Lo all,
I was wondering if someone could help me out with this little problem.
A large part is probably down to my ignorance, anyway...
I have the following small script:
#!/usr/bin/perl -w
use Encode qw(is_utf8 _utf8_on encode_utf8 decode_utf8 decode encode);
use Devel::Peek;
my $data = "\xC3\x84";
_utf8_on($data);
print 'IS: ', is_utf8($data)?1:0,"\n",'ORD: ', ord $data, "\n";
print 'LENGTH: ', length $data, "\n";
print 'PEEK: ', Dump($data);
open FH1, "> file";
binmode FH1, ":raw";
print FH1 $data ;
close FH1;
Basically I have xC3 x84 and let perl think it is utf-8.

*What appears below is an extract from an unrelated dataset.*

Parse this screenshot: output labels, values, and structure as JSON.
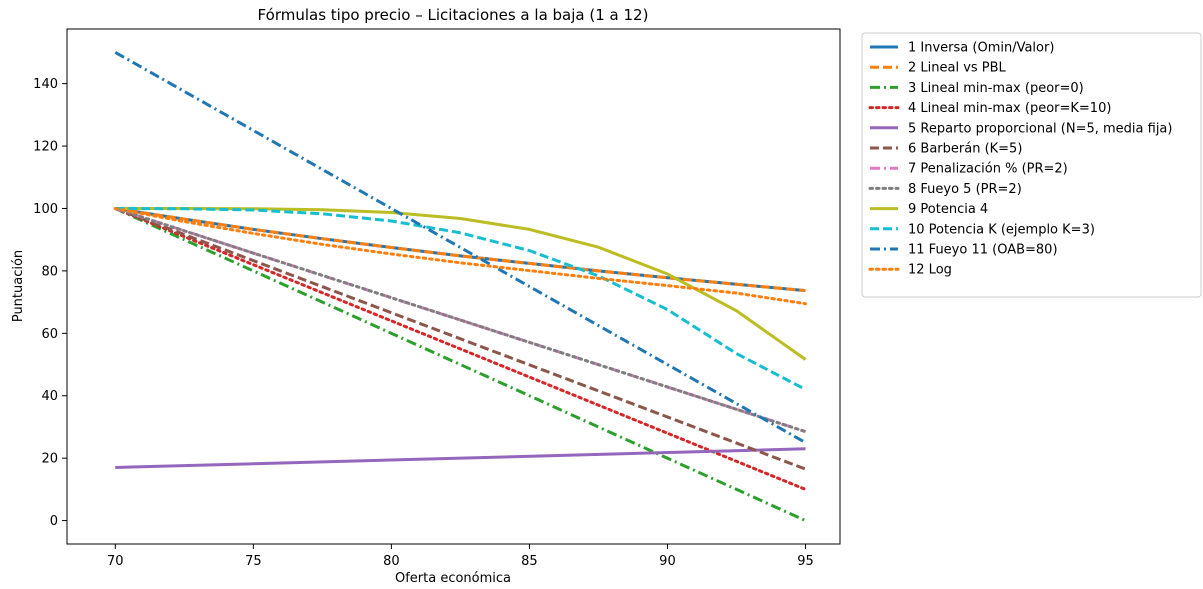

It is valid utf-8 ie A with diaresis.
This is the output and what Devel::Peek produces:
IS: 1
ORD: 196
LENGTH: 1
SV = PVMG(0x80ae27c) at 0x805af24
REFCNT = 1
FLAGS = (PADBUSY,PADMY,SMG,POK,pPOK,UTF8)
IV = 0
NV = 0
PV = 0x8051118 "\303\204"\0 [UTF8 "\x{c4}"]
CUR = 2
LEN = 3
MAGIC = 0x804ee78
MG_VIRTUAL = &PL_vtbl_utf8
MG_TYPE = PERL_MAGIC_utf8(w)
MG_LEN = 1
I don't understand what the [UTF8 "\x{c4}"]
is telling me. xc4 is not valid utf-8. It is however
valid unicode as xc4 is a precomposed char.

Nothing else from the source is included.